Calculate the change in entropy (in J/K) when 86.4 g of water is heated from 17.5 ºC to 76.5 ºC at 1 atm. (The specific heat is 4.184 J/(g-K).)
To calculate the change in entropy, we need to use the formula:
ΔS = q/T
where ΔS is the change in entropy, q is the heat transferred, and T is the temperature in Kelvin.
First, let's calculate the heat transferred (q) using the formula:
q = m * C * ΔT
where m is the mass of the substance, C is the specific heat capacity, and ΔT is the change in temperature.
Given information:
- Mass of water (m) = 86.4 g
- Specific heat of water (C) = 4.184 J/(g-K)

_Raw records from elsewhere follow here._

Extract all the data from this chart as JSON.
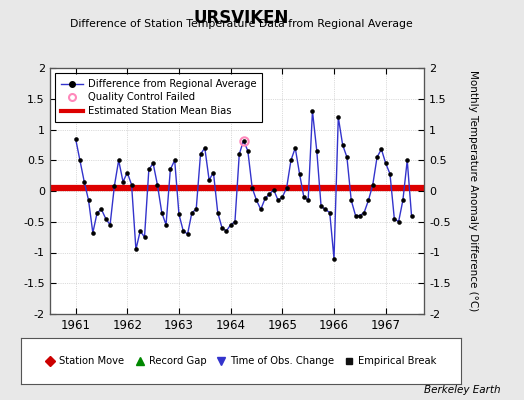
{
  "title": "URSVIKEN",
  "subtitle": "Difference of Station Temperature Data from Regional Average",
  "ylabel": "Monthly Temperature Anomaly Difference (°C)",
  "credit": "Berkeley Earth",
  "bias": 0.05,
  "ylim": [
    -2,
    2
  ],
  "xlim": [
    1960.5,
    1967.75
  ],
  "x_ticks": [
    1961,
    1962,
    1963,
    1964,
    1965,
    1966,
    1967
  ],
  "y_ticks": [
    -2,
    -1.5,
    -1,
    -0.5,
    0,
    0.5,
    1,
    1.5,
    2
  ],
  "bg_color": "#e8e8e8",
  "plot_bg_color": "#ffffff",
  "line_color": "#3333cc",
  "bias_color": "#dd0000",
  "qc_x": [
    1964.25
  ],
  "qc_y": [
    0.82
  ],
  "data_x": [
    1961.0,
    1961.083,
    1961.167,
    1961.25,
    1961.333,
    1961.417,
    1961.5,
    1961.583,
    1961.667,
    1961.75,
    1961.833,
    1961.917,
    1962.0,
    1962.083,
    1962.167,
    1962.25,
    1962.333,
    1962.417,
    1962.5,
    1962.583,
    1962.667,
    1962.75,
    1962.833,
    1962.917,
    1963.0,
    1963.083,
    1963.167,
    1963.25,
    1963.333,
    1963.417,
    1963.5,
    1963.583,
    1963.667,
    1963.75,
    1963.833,
    1963.917,
    1964.0,
    1964.083,
    1964.167,
    1964.25,
    1964.333,
    1964.417,
    1964.5,
    1964.583,
    1964.667,
    1964.75,
    1964.833,
    1964.917,
    1965.0,
    1965.083,
    1965.167,
    1965.25,
    1965.333,
    1965.417,
    1965.5,
    1965.583,
    1965.667,
    1965.75,
    1965.833,
    1965.917,
    1966.0,
    1966.083,
    1966.167,
    1966.25,
    1966.333,
    1966.417,
    1966.5,
    1966.583,
    1966.667,
    1966.75,
    1966.833,
    1966.917,
    1967.0,
    1967.083,
    1967.167,
    1967.25,
    1967.333,
    1967.417,
    1967.5
  ],
  "data_y": [
    0.85,
    0.5,
    0.15,
    -0.15,
    -0.68,
    -0.35,
    -0.3,
    -0.45,
    -0.55,
    0.08,
    0.5,
    0.15,
    0.3,
    0.1,
    -0.95,
    -0.65,
    -0.75,
    0.35,
    0.45,
    0.1,
    -0.35,
    -0.55,
    0.35,
    0.5,
    -0.38,
    -0.65,
    -0.7,
    -0.35,
    -0.3,
    0.6,
    0.7,
    0.18,
    0.3,
    -0.35,
    -0.6,
    -0.65,
    -0.55,
    -0.5,
    0.6,
    0.82,
    0.65,
    0.05,
    -0.15,
    -0.3,
    -0.12,
    -0.05,
    0.02,
    -0.15,
    -0.1,
    0.05,
    0.5,
    0.7,
    0.28,
    -0.1,
    -0.15,
    1.3,
    0.65,
    -0.25,
    -0.3,
    -0.35,
    -1.1,
    1.2,
    0.75,
    0.55,
    -0.15,
    -0.4,
    -0.4,
    -0.35,
    -0.15,
    0.1,
    0.55,
    0.68,
    0.45,
    0.28,
    -0.45,
    -0.5,
    -0.15,
    0.5,
    -0.4
  ]
}
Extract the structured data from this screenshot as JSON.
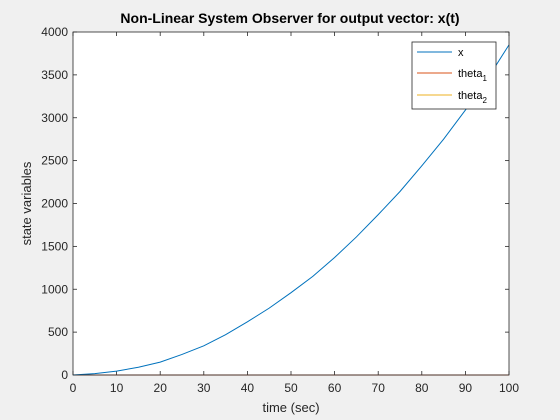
{
  "chart_data": {
    "type": "line",
    "title": "Non-Linear System Observer for output vector: x(t)",
    "xlabel": "time (sec)",
    "ylabel": "state variables",
    "xlim": [
      0,
      100
    ],
    "ylim": [
      0,
      4000
    ],
    "xticks": [
      0,
      10,
      20,
      30,
      40,
      50,
      60,
      70,
      80,
      90,
      100
    ],
    "yticks": [
      0,
      500,
      1000,
      1500,
      2000,
      2500,
      3000,
      3500,
      4000
    ],
    "grid": false,
    "legend_position": "top-right",
    "x": [
      0,
      5,
      10,
      15,
      20,
      25,
      30,
      35,
      40,
      45,
      50,
      55,
      60,
      65,
      70,
      75,
      80,
      85,
      90,
      95,
      100
    ],
    "series": [
      {
        "name": "x",
        "color": "#0072BD",
        "values": [
          0,
          16,
          45,
          90,
          150,
          240,
          340,
          470,
          620,
          780,
          960,
          1150,
          1370,
          1610,
          1870,
          2140,
          2440,
          2750,
          3090,
          3450,
          3850
        ]
      },
      {
        "name": "theta",
        "subscript": "1",
        "color": "#D95319",
        "values": [
          0,
          0,
          0,
          0,
          0,
          0,
          0,
          0,
          0,
          0,
          0,
          0,
          0,
          0,
          0,
          0,
          0,
          0,
          0,
          0,
          0
        ]
      },
      {
        "name": "theta",
        "subscript": "2",
        "color": "#EDB120",
        "values": [
          0,
          0,
          0,
          0,
          0,
          0,
          0,
          0,
          0,
          0,
          0,
          0,
          0,
          0,
          0,
          0,
          0,
          0,
          0,
          0,
          0
        ]
      }
    ]
  }
}
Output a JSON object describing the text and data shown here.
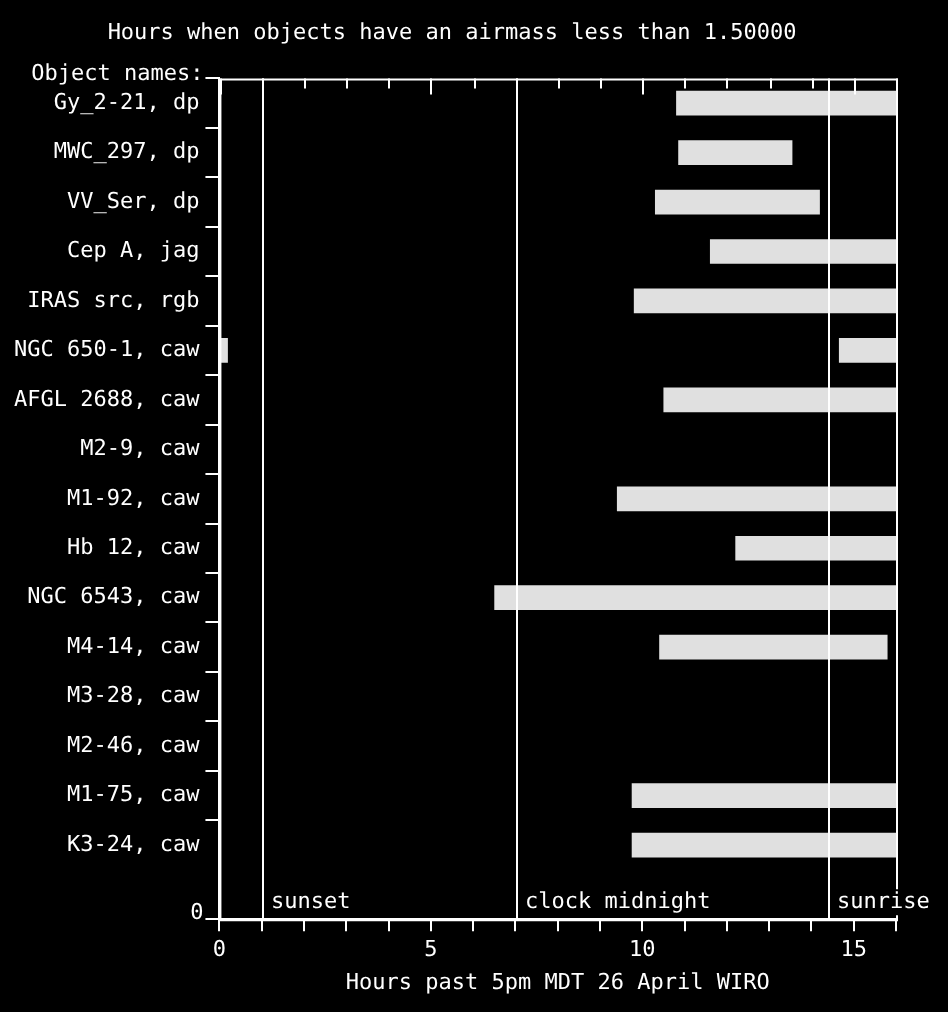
{
  "chart_data": {
    "type": "bar",
    "orientation": "horizontal",
    "title": "Hours when objects have an airmass less than 1.50000",
    "ylabel": "Object names:",
    "xlabel": "Hours past 5pm MDT 26 April WIRO",
    "categories": [
      "Gy_2-21, dp",
      "MWC_297, dp",
      "VV_Ser, dp",
      "Cep A, jag",
      "IRAS src, rgb",
      "NGC 650-1, caw",
      "AFGL 2688, caw",
      "M2-9, caw",
      "M1-92, caw",
      "Hb 12, caw",
      "NGC 6543, caw",
      "M4-14, caw",
      "M3-28, caw",
      "M2-46, caw",
      "M1-75, caw",
      "K3-24, caw"
    ],
    "series": [
      {
        "color": "#e0e0e0",
        "base": [
          10.8,
          10.85,
          10.3,
          11.6,
          9.8,
          14.65,
          10.5,
          null,
          9.4,
          12.2,
          6.5,
          10.4,
          null,
          null,
          9.75,
          9.75
        ],
        "values": [
          5.2,
          2.7,
          3.9,
          4.4,
          6.2,
          1.35,
          5.5,
          null,
          6.6,
          3.8,
          9.5,
          5.4,
          null,
          null,
          6.25,
          6.25
        ]
      },
      {
        "color": "#e0e0e0",
        "base": [
          null,
          null,
          null,
          null,
          null,
          0,
          null,
          null,
          null,
          null,
          null,
          null,
          null,
          null,
          null,
          null
        ],
        "values": [
          null,
          null,
          null,
          null,
          null,
          0.2,
          null,
          null,
          null,
          null,
          null,
          null,
          null,
          null,
          null,
          null
        ]
      }
    ],
    "xlim": [
      0,
      16
    ],
    "xticks": [
      0,
      {
        "value": 1,
        "label": null
      },
      {
        "value": 2,
        "label": null
      },
      {
        "value": 3,
        "label": null
      },
      {
        "value": 4,
        "label": null
      },
      5,
      {
        "value": 6,
        "label": null
      },
      {
        "value": 7,
        "label": null
      },
      {
        "value": 8,
        "label": null
      },
      {
        "value": 9,
        "label": null
      },
      10,
      {
        "value": 11,
        "label": null
      },
      {
        "value": 12,
        "label": null
      },
      {
        "value": 13,
        "label": null
      },
      {
        "value": 14,
        "label": null
      },
      15,
      {
        "value": 16,
        "label": null
      }
    ],
    "ref_lines": [
      {
        "axis": "x",
        "value": 1,
        "label": "sunset",
        "color": "#ffffff"
      },
      {
        "axis": "x",
        "value": 7,
        "label": "clock midnight",
        "color": "#ffffff"
      },
      {
        "axis": "x",
        "value": 14.4,
        "label": "sunrise",
        "color": "#ffffff"
      }
    ],
    "annotations": [
      "0"
    ],
    "grid": false,
    "legend": false
  }
}
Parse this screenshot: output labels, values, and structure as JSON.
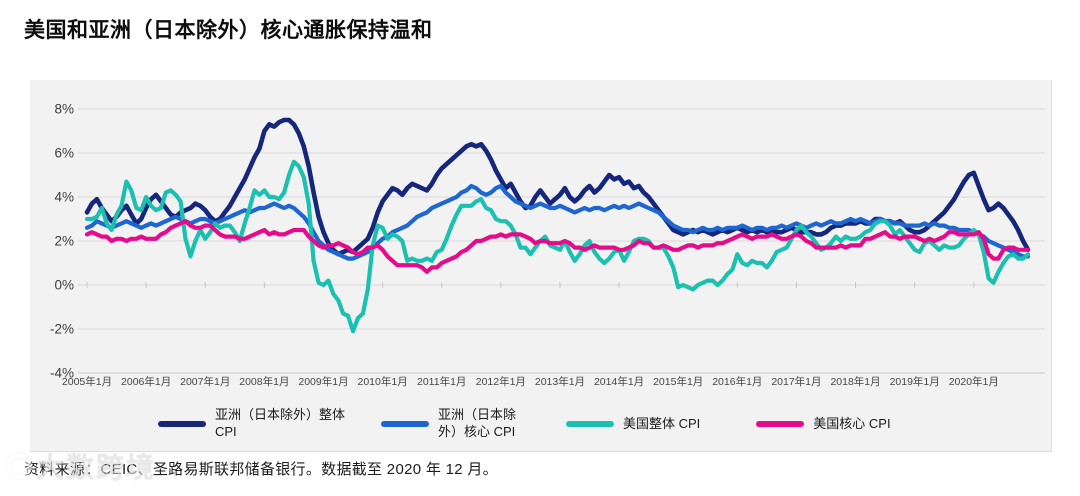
{
  "title": "美国和亚洲（日本除外）核心通胀保持温和",
  "source_note": "资料来源：CEIC、圣路易斯联邦储备银行。数据截至 2020 年 12 月。",
  "watermark": {
    "text": "大数跨境"
  },
  "chart_data": {
    "type": "line",
    "title": "美国和亚洲（日本除外）核心通胀保持温和",
    "xlabel": "",
    "ylabel": "",
    "ylim": [
      -4,
      8
    ],
    "ytick_step": 2,
    "ytick_suffix": "%",
    "grid": "horizontal",
    "grid_color": "#d8d8d8",
    "background": "#f2f2f3",
    "legend_position": "bottom",
    "x_unit": "month",
    "x_start": "2005年1月",
    "x_end": "2020年12月",
    "x_ticks": [
      "2005年1月",
      "2006年1月",
      "2007年1月",
      "2008年1月",
      "2009年1月",
      "2010年1月",
      "2011年1月",
      "2012年1月",
      "2013年1月",
      "2014年1月",
      "2015年1月",
      "2016年1月",
      "2017年1月",
      "2018年1月",
      "2019年1月",
      "2020年1月"
    ],
    "series": [
      {
        "name": "亚洲（日本除外）整体 CPI",
        "legend_label": "亚洲（日本除外）整体\nCPI",
        "color": "#16267b",
        "values": [
          3.3,
          3.7,
          3.9,
          3.5,
          3.2,
          2.9,
          3.1,
          3.4,
          3.6,
          3.2,
          2.8,
          3.0,
          3.5,
          3.9,
          4.1,
          3.8,
          3.5,
          3.2,
          3.1,
          3.3,
          3.4,
          3.5,
          3.7,
          3.6,
          3.4,
          3.1,
          2.9,
          3.0,
          3.3,
          3.6,
          4.0,
          4.4,
          4.8,
          5.3,
          5.8,
          6.2,
          7.0,
          7.3,
          7.2,
          7.4,
          7.5,
          7.5,
          7.3,
          6.9,
          6.3,
          5.4,
          4.2,
          3.1,
          2.4,
          1.9,
          1.6,
          1.4,
          1.5,
          1.6,
          1.5,
          1.7,
          1.9,
          2.1,
          2.6,
          3.3,
          3.8,
          4.1,
          4.4,
          4.3,
          4.1,
          4.4,
          4.6,
          4.5,
          4.4,
          4.3,
          4.6,
          5.0,
          5.3,
          5.5,
          5.7,
          5.9,
          6.1,
          6.3,
          6.4,
          6.3,
          6.4,
          6.1,
          5.7,
          5.2,
          4.8,
          4.4,
          4.6,
          4.2,
          3.8,
          3.5,
          3.6,
          4.0,
          4.3,
          4.0,
          3.7,
          3.9,
          4.1,
          4.4,
          4.0,
          3.8,
          4.0,
          4.3,
          4.5,
          4.2,
          4.4,
          4.7,
          5.0,
          4.8,
          4.9,
          4.6,
          4.7,
          4.4,
          4.5,
          4.2,
          4.0,
          3.7,
          3.4,
          3.1,
          2.8,
          2.5,
          2.4,
          2.3,
          2.4,
          2.5,
          2.4,
          2.5,
          2.4,
          2.3,
          2.4,
          2.5,
          2.4,
          2.5,
          2.6,
          2.5,
          2.4,
          2.5,
          2.4,
          2.5,
          2.4,
          2.5,
          2.4,
          2.4,
          2.5,
          2.6,
          2.5,
          2.4,
          2.4,
          2.4,
          2.3,
          2.3,
          2.4,
          2.6,
          2.7,
          2.7,
          2.8,
          2.8,
          2.8,
          2.9,
          2.8,
          2.8,
          3.0,
          3.0,
          2.9,
          2.9,
          2.8,
          2.9,
          2.7,
          2.5,
          2.4,
          2.4,
          2.5,
          2.7,
          2.9,
          3.1,
          3.3,
          3.6,
          3.9,
          4.3,
          4.7,
          5.0,
          5.1,
          4.5,
          3.9,
          3.4,
          3.5,
          3.7,
          3.5,
          3.2,
          2.9,
          2.5,
          2.0,
          1.6
        ]
      },
      {
        "name": "亚洲（日本除外）核心 CPI",
        "legend_label": "亚洲（日本除\n外）核心 CPI",
        "color": "#1e66d0",
        "values": [
          2.6,
          2.7,
          2.9,
          2.8,
          2.7,
          2.6,
          2.7,
          2.8,
          2.9,
          2.8,
          2.7,
          2.6,
          2.7,
          2.8,
          2.7,
          2.8,
          2.9,
          3.0,
          3.1,
          3.0,
          2.9,
          2.8,
          2.9,
          3.0,
          3.0,
          2.9,
          2.8,
          2.9,
          3.0,
          3.1,
          3.2,
          3.3,
          3.4,
          3.3,
          3.4,
          3.5,
          3.5,
          3.6,
          3.7,
          3.6,
          3.5,
          3.6,
          3.5,
          3.3,
          3.1,
          2.8,
          2.4,
          2.0,
          1.8,
          1.6,
          1.5,
          1.4,
          1.3,
          1.2,
          1.2,
          1.3,
          1.4,
          1.5,
          1.7,
          1.9,
          2.1,
          2.2,
          2.4,
          2.5,
          2.6,
          2.7,
          2.9,
          3.1,
          3.2,
          3.3,
          3.5,
          3.6,
          3.7,
          3.8,
          3.9,
          4.0,
          4.2,
          4.3,
          4.5,
          4.4,
          4.2,
          4.1,
          4.2,
          4.4,
          4.5,
          4.2,
          4.0,
          3.8,
          3.7,
          3.6,
          3.5,
          3.6,
          3.7,
          3.6,
          3.5,
          3.5,
          3.6,
          3.5,
          3.4,
          3.3,
          3.4,
          3.5,
          3.4,
          3.5,
          3.5,
          3.4,
          3.5,
          3.6,
          3.5,
          3.6,
          3.5,
          3.6,
          3.7,
          3.6,
          3.5,
          3.4,
          3.3,
          3.1,
          2.9,
          2.7,
          2.6,
          2.5,
          2.5,
          2.4,
          2.5,
          2.6,
          2.5,
          2.5,
          2.6,
          2.5,
          2.6,
          2.6,
          2.6,
          2.7,
          2.6,
          2.5,
          2.6,
          2.6,
          2.5,
          2.6,
          2.6,
          2.7,
          2.6,
          2.7,
          2.8,
          2.7,
          2.6,
          2.7,
          2.8,
          2.7,
          2.8,
          2.9,
          2.8,
          2.8,
          2.9,
          3.0,
          2.9,
          3.0,
          2.9,
          2.8,
          2.9,
          3.0,
          2.9,
          2.9,
          2.8,
          2.8,
          2.7,
          2.7,
          2.7,
          2.7,
          2.8,
          2.7,
          2.8,
          2.7,
          2.7,
          2.6,
          2.6,
          2.5,
          2.5,
          2.5,
          2.4,
          2.3,
          2.2,
          2.0,
          1.9,
          1.8,
          1.7,
          1.6,
          1.5,
          1.4,
          1.3,
          1.3
        ]
      },
      {
        "name": "美国整体 CPI",
        "legend_label": "美国整体 CPI",
        "color": "#1cc0b0",
        "values": [
          3.0,
          3.0,
          3.1,
          3.5,
          2.8,
          2.5,
          3.2,
          3.6,
          4.7,
          4.3,
          3.5,
          3.4,
          4.0,
          3.6,
          3.4,
          3.5,
          4.2,
          4.3,
          4.1,
          3.8,
          2.1,
          1.3,
          2.0,
          2.5,
          2.1,
          2.4,
          2.8,
          2.6,
          2.7,
          2.7,
          2.4,
          2.0,
          2.8,
          3.5,
          4.3,
          4.1,
          4.3,
          4.0,
          4.0,
          3.9,
          4.2,
          5.0,
          5.6,
          5.4,
          4.9,
          3.7,
          1.1,
          0.1,
          0.0,
          0.2,
          -0.4,
          -0.7,
          -1.3,
          -1.4,
          -2.1,
          -1.5,
          -1.3,
          -0.2,
          1.8,
          2.7,
          2.6,
          2.1,
          2.3,
          2.2,
          2.0,
          1.1,
          1.2,
          1.1,
          1.1,
          1.2,
          1.1,
          1.5,
          1.6,
          2.1,
          2.7,
          3.2,
          3.6,
          3.6,
          3.6,
          3.8,
          3.9,
          3.5,
          3.4,
          3.0,
          2.9,
          2.9,
          2.7,
          2.3,
          1.7,
          1.7,
          1.4,
          1.7,
          2.0,
          2.2,
          1.8,
          1.7,
          1.6,
          2.0,
          1.5,
          1.1,
          1.4,
          1.8,
          2.0,
          1.5,
          1.2,
          1.0,
          1.2,
          1.5,
          1.6,
          1.1,
          1.5,
          2.0,
          2.1,
          2.1,
          2.0,
          1.7,
          1.7,
          1.7,
          1.3,
          0.8,
          -0.1,
          0.0,
          -0.1,
          -0.2,
          0.0,
          0.1,
          0.2,
          0.2,
          0.0,
          0.2,
          0.5,
          0.7,
          1.4,
          1.0,
          0.9,
          1.1,
          1.0,
          1.0,
          0.8,
          1.1,
          1.5,
          1.6,
          1.7,
          2.1,
          2.5,
          2.7,
          2.4,
          2.2,
          1.9,
          1.6,
          1.7,
          1.9,
          2.2,
          2.0,
          2.2,
          2.1,
          2.1,
          2.2,
          2.4,
          2.5,
          2.8,
          2.9,
          2.9,
          2.7,
          2.3,
          2.5,
          2.2,
          1.9,
          1.6,
          1.5,
          1.9,
          2.0,
          1.8,
          1.6,
          1.8,
          1.7,
          1.7,
          1.8,
          2.1,
          2.3,
          2.5,
          2.3,
          1.5,
          0.3,
          0.1,
          0.6,
          1.0,
          1.3,
          1.4,
          1.2,
          1.2,
          1.4
        ]
      },
      {
        "name": "美国核心 CPI",
        "legend_label": "美国核心 CPI",
        "color": "#e50c8b",
        "values": [
          2.3,
          2.4,
          2.3,
          2.2,
          2.2,
          2.0,
          2.1,
          2.1,
          2.0,
          2.1,
          2.1,
          2.2,
          2.1,
          2.1,
          2.1,
          2.3,
          2.4,
          2.6,
          2.7,
          2.8,
          2.9,
          2.7,
          2.6,
          2.6,
          2.7,
          2.7,
          2.5,
          2.3,
          2.2,
          2.2,
          2.2,
          2.1,
          2.1,
          2.2,
          2.3,
          2.4,
          2.5,
          2.3,
          2.4,
          2.3,
          2.3,
          2.4,
          2.5,
          2.5,
          2.5,
          2.2,
          2.0,
          1.8,
          1.7,
          1.8,
          1.8,
          1.9,
          1.8,
          1.7,
          1.5,
          1.4,
          1.5,
          1.7,
          1.7,
          1.8,
          1.6,
          1.3,
          1.1,
          0.9,
          0.9,
          0.9,
          0.9,
          0.9,
          0.8,
          0.6,
          0.8,
          0.8,
          1.0,
          1.1,
          1.2,
          1.3,
          1.5,
          1.6,
          1.8,
          2.0,
          2.0,
          2.1,
          2.2,
          2.2,
          2.3,
          2.2,
          2.3,
          2.3,
          2.3,
          2.2,
          2.1,
          1.9,
          2.0,
          2.0,
          1.9,
          1.9,
          1.9,
          2.0,
          1.9,
          1.7,
          1.7,
          1.6,
          1.7,
          1.8,
          1.7,
          1.7,
          1.7,
          1.7,
          1.6,
          1.6,
          1.7,
          1.8,
          2.0,
          1.9,
          1.9,
          1.7,
          1.7,
          1.8,
          1.7,
          1.6,
          1.6,
          1.7,
          1.8,
          1.8,
          1.7,
          1.8,
          1.8,
          1.8,
          1.9,
          1.9,
          2.0,
          2.1,
          2.2,
          2.3,
          2.2,
          2.1,
          2.2,
          2.2,
          2.2,
          2.3,
          2.2,
          2.1,
          2.1,
          2.2,
          2.3,
          2.2,
          2.0,
          1.9,
          1.7,
          1.7,
          1.7,
          1.7,
          1.7,
          1.8,
          1.7,
          1.8,
          1.8,
          1.8,
          2.1,
          2.1,
          2.2,
          2.3,
          2.4,
          2.2,
          2.2,
          2.1,
          2.2,
          2.2,
          2.2,
          2.1,
          2.0,
          2.1,
          2.0,
          2.1,
          2.2,
          2.4,
          2.4,
          2.3,
          2.3,
          2.3,
          2.3,
          2.4,
          2.1,
          1.4,
          1.2,
          1.2,
          1.6,
          1.7,
          1.7,
          1.6,
          1.6,
          1.6
        ]
      }
    ]
  }
}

- Initial temperature (T1) = 17.5 ºC
- Final temperature (T2) = 76.5 ºC
First, we need to convert the temperatures to Kelvin by adding 273.15:
T1 = 17.5 ºC + 273.15 = 290.65 K
T2 = 76.5 ºC + 273.15 = 349.65 K
Next, we calculate the change in temperature:
ΔT = T2 - T1 = 349.65 K - 290.65 K = 59 K
Then, we calculate the heat transferred:
q = 86.4 g * 4.184 J/(g-K) * 59 K = 22,499.8784 J
Now we can calculate the change in entropy:
ΔS = q / T
Since the heat transferred (q) is in J and the temperatures (T) are in Kelvin, we can substitute these values into the formula:
ΔS = 22,499.8784 J / 349.65 K ≈ 64.286 J/K
Therefore, the change in entropy is approximately 64.286 J/K when 86.4 g of water is heated from 17.5 ºC to 76.5 ºC at 1 atm.